Empieza septiembre y los cerros empiezan a vestirse de los colores que vienen a anunciar que hay un cambio de temporada. Las flores amarillas y anaranjadas cubren las montañas, azules y moradas también empiezan a abrirse ante la inminente llegada de los meses más fríos del año.
Es 28 de septiembre y en el pueblo las marchantas salen a vender las famosas cruces de pericón. Ya desde días antes se ven en las entradas de las casas y en los carros de los habitantes de este pueblo que se resguarda entre sus guardianes de piedra.
Las esquinas se llenan de naranja, y con ello, se anuncia el cambio de temporada, que los vientos del invierno ya están llegando. Las familias y las comunidades se reúnen para celebrar las últimas cosechas del año. Se reúnen alrededor del fogón que estará prendido, asando los elotes, uno tras otro, porque lo que se cosecha es para compartirse. La felicidad de compartir se convierte en una fiesta llena de baile y maíz.
De acuerdo a algunas personas, las cruces del pericón, o yiauhtli, se colocan para protegerse de que el diablo anda suelto hasta el 28 de septiembre, un día antes de la fiesta de San Miguel, quien lo encierra y guarda las llaves para que se quede bien guardadito. Pero antes de este sincretismo, el yiauhtli se ofrendaba a Tlaloc y a Chalchiuhtlicue, dioses de la lluvia y el agua, agradeciendo por las lluvias que alimentaron y nutrieron las cosechas. Las cruces, que tienen los cuatro lados del mismo tamaño, al representar el movimiento, se colocaban en las esquinas de la milpa, para protegerla de los espíritus que el cambio de los vientos pudiera traer. A finales de septiembre se pueden sentir los primeros vientos del sur, que llegan anunciando que la mitad más caliente del año está terminando. Las milpas empiezan a descansar, las últimas cosechas se recogen y la vida empieza a menguar, a descansar e invitar a ir hacia adentro.
Un mes y días después, nos preparamos para otra celebración que sigue tan viva como en los tiempos ancestrales. Las familias se preparan para recibir a aquellos amados que ya trascendieron este plano. Las calles y las casas se vuelven a vestir de otoño, se ponen altares con la comida favorita de aquellos que regresan del descanso eterno, las bebidas no pueden faltar.
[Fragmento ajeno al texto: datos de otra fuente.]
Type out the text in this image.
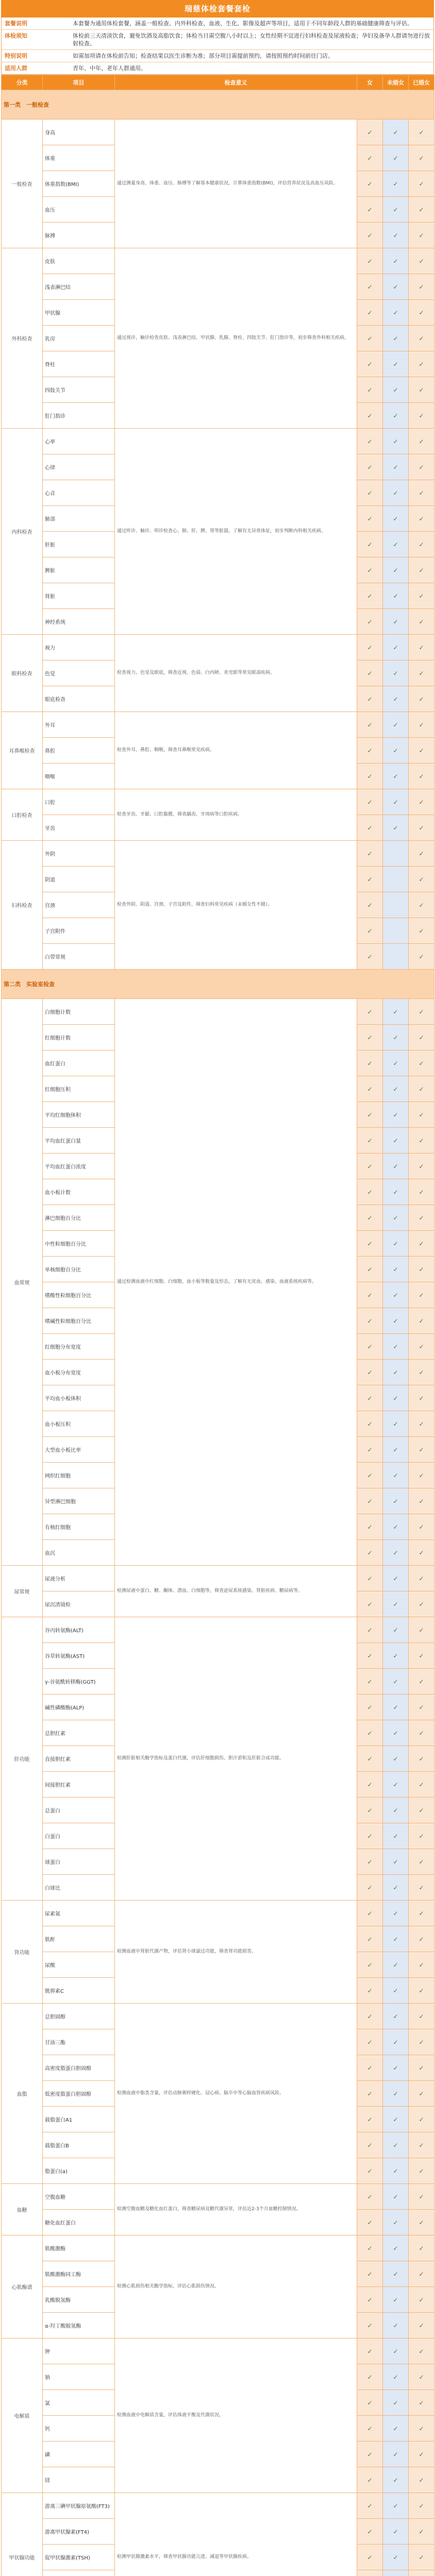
瑞慈体检套餐套检
套餐说明	本套餐为通用体检套餐，涵盖一般检查、内外科检查、血液、生化、影像及超声等项目，适用于不同年龄段人群的基础健康筛查与评估。
体检须知	体检前三天清淡饮食，避免饮酒及高脂饮食；体检当日需空腹八小时以上；女性经期不宜进行妇科检查及尿液检查；孕妇及备孕人群请勿进行放射检查。
特别说明	如需加项请在体检前告知；检查结果以医生诊断为准；部分项目需提前预约，请按照预约时间前往门店。
适用人群	青年、中年、老年人群通用。
分类	项目	检查意义	女	未婚女	已婚女
第一类　一般检查					
一般检查	身高	通过测量身高、体重、血压、脉搏等了解基本健康状况，计算体重指数(BMI)，评估营养状况及高血压风险。	✓	✓	✓
	体重		✓	✓	✓
	体重指数(BMI)		✓	✓	✓
	血压		✓	✓	✓
	脉搏		✓	✓	✓
外科检查	皮肤	通过视诊、触诊检查皮肤、浅表淋巴结、甲状腺、乳腺、脊柱、四肢关节、肛门指诊等，初步筛查外科相关疾病。	✓	✓	✓
	浅表淋巴结		✓	✓	✓
	甲状腺		✓	✓	✓
	乳房		✓	✓	✓
	脊柱		✓	✓	✓
	四肢关节		✓	✓	✓
	肛门指诊		✓	✓	✓
内科检查	心率	通过听诊、触诊、叩诊检查心、肺、肝、脾、肾等脏器，了解有无异常体征，初步判断内科相关疾病。	✓	✓	✓
	心律		✓	✓	✓
	心音		✓	✓	✓
	肺部		✓	✓	✓
	肝脏		✓	✓	✓
	脾脏		✓	✓	✓
	肾脏		✓	✓	✓
	神经系统		✓	✓	✓
眼科检查	视力	检查视力、色觉及眼底，筛查近视、色弱、白内障、青光眼等常见眼部疾病。	✓	✓	✓
	色觉		✓	✓	✓
	眼底检查		✓	✓	✓
耳鼻喉检查	外耳	检查外耳、鼻腔、咽喉，筛查耳鼻喉常见疾病。	✓	✓	✓
	鼻腔		✓	✓	✓
	咽喉		✓	✓	✓
口腔检查	口腔	检查牙齿、牙龈、口腔黏膜，筛查龋齿、牙周病等口腔疾病。	✓	✓	✓
	牙齿		✓	✓	✓
妇科检查	外阴	检查外阴、阴道、宫颈、子宫及附件，筛查妇科常见疾病（未婚女性不做）。	✓		✓
	阴道		✓		✓
	宫颈		✓		✓
	子宫附件		✓		✓
	白带常规		✓		✓
第二类　实验室检查					
血常规	白细胞计数	通过检测血液中红细胞、白细胞、血小板等数量及形态，了解有无贫血、感染、血液系统疾病等。	✓	✓	✓
	红细胞计数		✓	✓	✓
	血红蛋白		✓	✓	✓
	红细胞压积		✓	✓	✓
	平均红细胞体积		✓	✓	✓
	平均血红蛋白量		✓	✓	✓
	平均血红蛋白浓度		✓	✓	✓
	血小板计数		✓	✓	✓
	淋巴细胞百分比		✓	✓	✓
	中性粒细胞百分比		✓	✓	✓
	单核细胞百分比		✓	✓	✓
	嗜酸性粒细胞百分比		✓	✓	✓
	嗜碱性粒细胞百分比		✓	✓	✓
	红细胞分布宽度		✓	✓	✓
	血小板分布宽度		✓	✓	✓
	平均血小板体积		✓	✓	✓
	血小板压积		✓	✓	✓
	大型血小板比率		✓	✓	✓
	网织红细胞		✓	✓	✓
	异型淋巴细胞		✓	✓	✓
	有核红细胞		✓	✓	✓
	血沉		✓	✓	✓
尿常规	尿液分析	检测尿液中蛋白、糖、酮体、潜血、白细胞等，筛查泌尿系统感染、肾脏疾病、糖尿病等。	✓	✓	✓
	尿沉渣镜检		✓	✓	✓
肝功能	谷丙转氨酶(ALT)	检测肝脏相关酶学指标及蛋白代谢，评估肝细胞损伤、胆汁淤积及肝脏合成功能。	✓	✓	✓
	谷草转氨酶(AST)		✓	✓	✓
	γ-谷氨酰转移酶(GGT)		✓	✓	✓
	碱性磷酸酶(ALP)		✓	✓	✓
	总胆红素		✓	✓	✓
	直接胆红素		✓	✓	✓
	间接胆红素		✓	✓	✓
	总蛋白		✓	✓	✓
	白蛋白		✓	✓	✓
	球蛋白		✓	✓	✓
	白球比		✓	✓	✓
肾功能	尿素氮	检测血液中肾脏代谢产物，评估肾小球滤过功能，筛查肾功能损害。	✓	✓	✓
	肌酐		✓	✓	✓
	尿酸		✓	✓	✓
	胱抑素C		✓	✓	✓
血脂	总胆固醇	检测血液中脂类含量，评估动脉粥样硬化、冠心病、脑卒中等心脑血管疾病风险。	✓	✓	✓
	甘油三酯		✓	✓	✓
	高密度脂蛋白胆固醇		✓	✓	✓
	低密度脂蛋白胆固醇		✓	✓	✓
	载脂蛋白A1		✓	✓	✓
	载脂蛋白B		✓	✓	✓
	脂蛋白(a)		✓	✓	✓
血糖	空腹血糖	检测空腹血糖及糖化血红蛋白，筛查糖尿病及糖代谢异常，评估近2-3个月血糖控制情况。	✓	✓	✓
	糖化血红蛋白		✓	✓	✓
心肌酶谱	肌酸激酶	检测心肌损伤相关酶学指标，评估心肌损伤情况。	✓	✓	✓
	肌酸激酶同工酶		✓	✓	✓
	乳酸脱氢酶		✓	✓	✓
	α-羟丁酸脱氢酶		✓	✓	✓
电解质	钾	检测血液中电解质含量，评估体液平衡及代谢状况。	✓	✓	✓
	钠		✓	✓	✓
	氯		✓	✓	✓
	钙		✓	✓	✓
	磷		✓	✓	✓
	镁		✓	✓	✓
甲状腺功能	游离三碘甲状腺原氨酸(FT3)	检测甲状腺激素水平，筛查甲状腺功能亢进、减退等甲状腺疾病。	✓	✓	✓
	游离甲状腺素(FT4)		✓	✓	✓
	促甲状腺激素(TSH)		✓	✓	✓
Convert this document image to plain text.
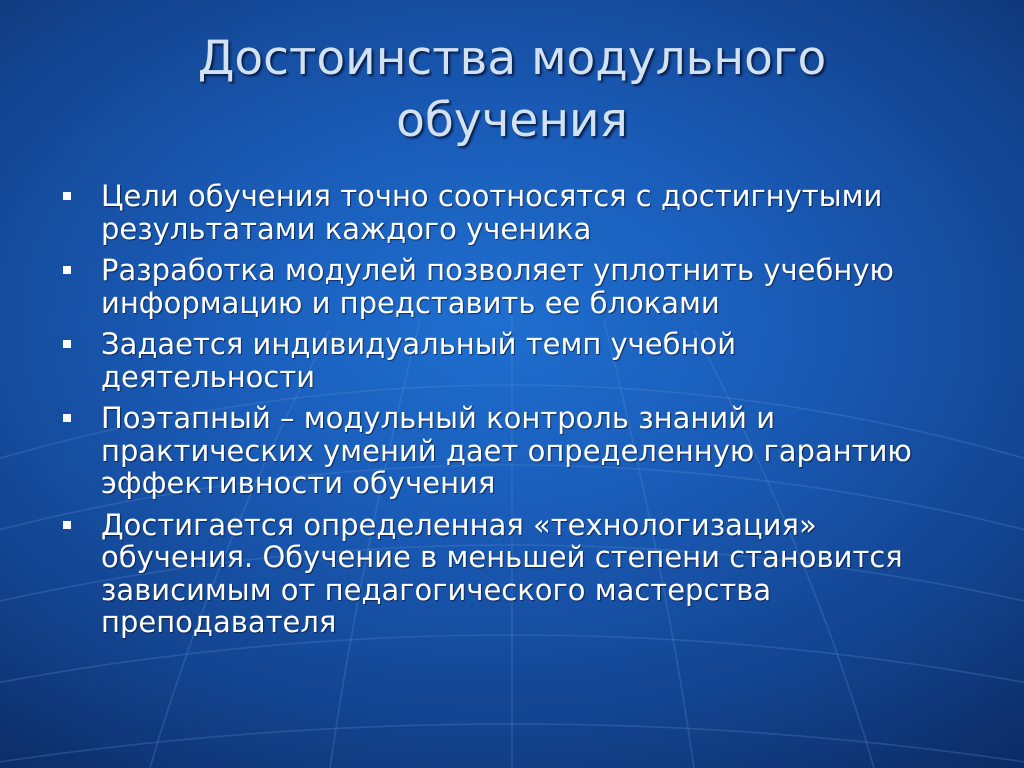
Достоинства модульного
обучения
Цели обучения точно соотносятся с достигнутыми результатами каждого ученика
Разработка модулей позволяет уплотнить учебную информацию и представить ее блоками
Задается индивидуальный темп учебной деятельности
Поэтапный – модульный контроль знаний и практических умений дает определенную гарантию эффективности обучения
Достигается определенная «технологизация» обучения. Обучение в меньшей степени становится зависимым от педагогического мастерства преподавателя
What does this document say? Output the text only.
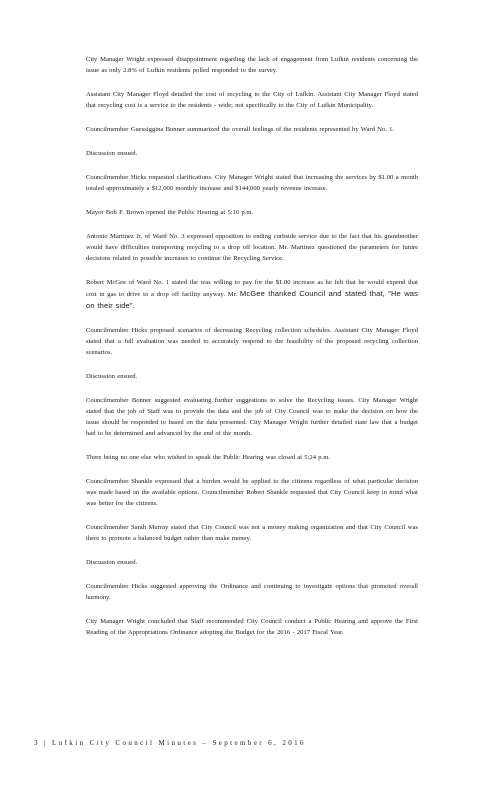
City Manager Wright expressed disappointment regarding the lack of engagement from Lufkin residents concerning the issue as only 2.8% of Lufkin residents polled responded to the survey.

Assistant City Manager Floyd detailed the cost of recycling to the City of Lufkin. Assistant City Manager Floyd stated that recycling cost is a service to the residents - wide; not specifically to the City of Lufkin Municipality.

Councilmember Guessiggina Bonner summarized the overall feelings of the residents represented by Ward No. 1.

Discussion ensued.

Councilmember Hicks requested clarifications. City Manager Wright stated that increasing the services by $1.00 a month totaled approximately a $12,000 monthly increase and $144,000 yearly revenue increase.

Mayor Bob F. Brown opened the Public Hearing at 5:16 p.m.

Antonio Martinez Jr. of Ward No. 3 expressed opposition to ending curbside service due to the fact that his grandmother would have difficulties transporting recycling to a drop off location. Mr. Martinez questioned the parameters for future decisions related to possible increases to continue the Recycling Service.

Robert McGee of Ward No. 1 stated the was willing to pay for the $1.00 increase as he felt that he would expend that cost in gas to drive to a drop off facility anyway. Mr. McGee thanked Council and stated that, "He was on their side".

Councilmember Hicks proposed scenarios of decreasing Recycling collection schedules. Assistant City Manager Floyd stated that a full evaluation was needed to accurately respond to the feasibility of the proposed recycling collection scenarios.

Discussion ensued.

Councilmember Bonner suggested evaluating further suggestions to solve the Recycling issues. City Manager Wright stated that the job of Staff was to provide the data and the job of City Council was to make the decision on how the issue should be responded to based on the data presented. City Manager Wright further detailed state law that a budget had to be determined and advanced by the end of the month.

There being no one else who wished to speak the Public Hearing was closed at 5:24 p.m.

Councilmember Shankle expressed that a burden would be applied to the citizens regardless of what particular decision was made based on the available options. Councilmember Robert Shankle requested that City Council keep in mind what was better for the citizens.

Councilmember Sarah Murray stated that City Council was not a money making organization and that City Council was there to promote a balanced budget rather than make money.

Discussion ensued.

Councilmember Hicks suggested approving the Ordinance and continuing to investigate options that promoted overall harmony.

City Manager Wright concluded that Staff recommended City Council conduct a Public Hearing and approve the First Reading of the Appropriations Ordinance adopting the Budget for the 2016 - 2017 Fiscal Year.

3 | Lufkin City Council Minutes – September 6, 2016
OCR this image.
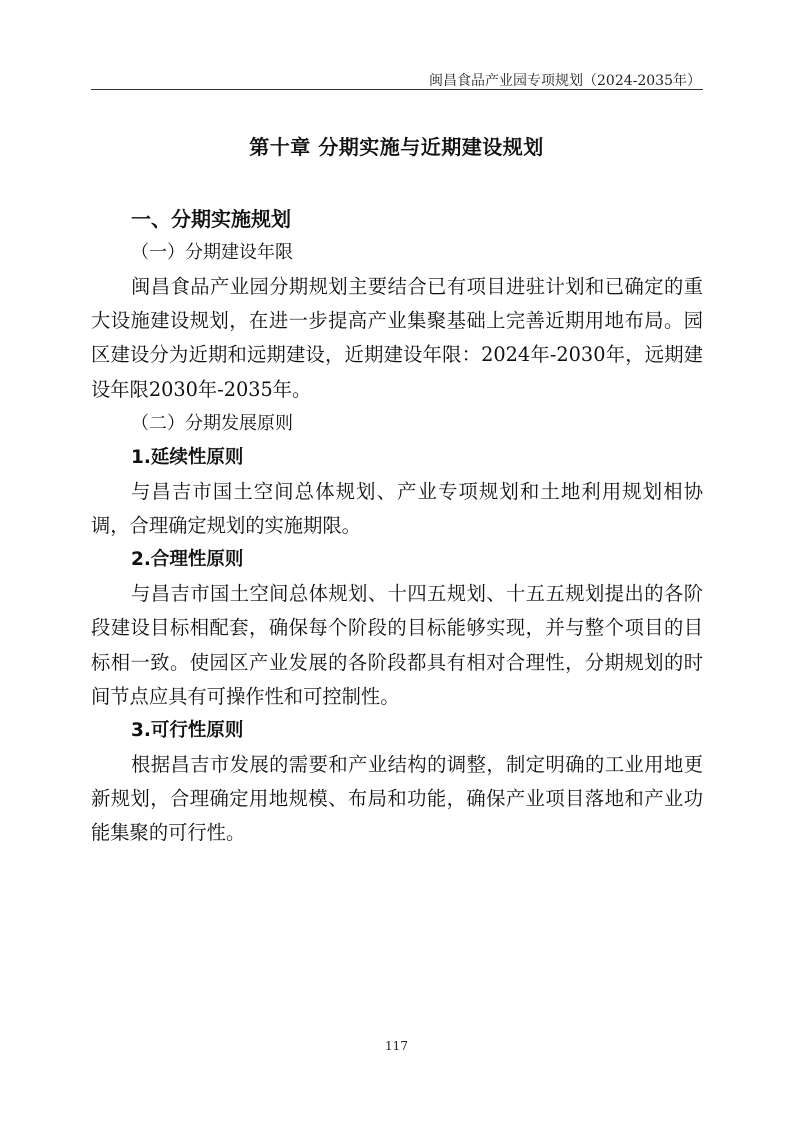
闽昌食品产业园专项规划（2024-2035年）
第十章 分期实施与近期建设规划
一、分期实施规划
（一）分期建设年限

闽昌食品产业园分期规划主要结合已有项目进驻计划和已确定的重大设施建设规划，在进一步提高产业集聚基础上完善近期用地布局。园区建设分为近期和远期建设，近期建设年限：2024年-2030年，远期建设年限2030年-2035年。

（二）分期发展原则
1.延续性原则

与昌吉市国土空间总体规划、产业专项规划和土地利用规划相协调，合理确定规划的实施期限。

2.合理性原则

与昌吉市国土空间总体规划、十四五规划、十五五规划提出的各阶段建设目标相配套，确保每个阶段的目标能够实现，并与整个项目的目标相一致。使园区产业发展的各阶段都具有相对合理性，分期规划的时间节点应具有可操作性和可控制性。

3.可行性原则

根据昌吉市发展的需要和产业结构的调整，制定明确的工业用地更新规划，合理确定用地规模、布局和功能，确保产业项目落地和产业功能集聚的可行性。

117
El papel picado, que se mantiene como un arte tradicional, que aún se hace a mano, adorna las mesas, ventanas, techos, iglesias… La muerte se viste de colores. Llega el tiempo de la siguiente cosecha grande de los campos del centro del país, del cempohualxochitl, flor de una vuelta completa o flor veinte.
Sus colores amarillos y anaranjados marcan los caminos para que los espíritus lleguen a las casas de sus familiares, los panteones se llenan de vida, de la vida que anuncia la muerte.
Su aroma les marca el camino de vuelta, para iluminar el camino de las ánimas.
Para las culturas ancestrales, la muerte era solo una etapa más en este viaje de la vida. Era un momento de celebración, una fiesta para celebrar la vida de las personas amadas.
En el otoño, México se viste de colores, los campos se colorean de alegría, recordándonos que cada momento podemos ritualizarlo, con nuestra presencia, habitando la plenitud del ahora, recordando con cada respiración la impermanencia de la existencia, y que la vida es una celebración constante de nuestro paso por este mundo, hasta que la muerte nos separe de él.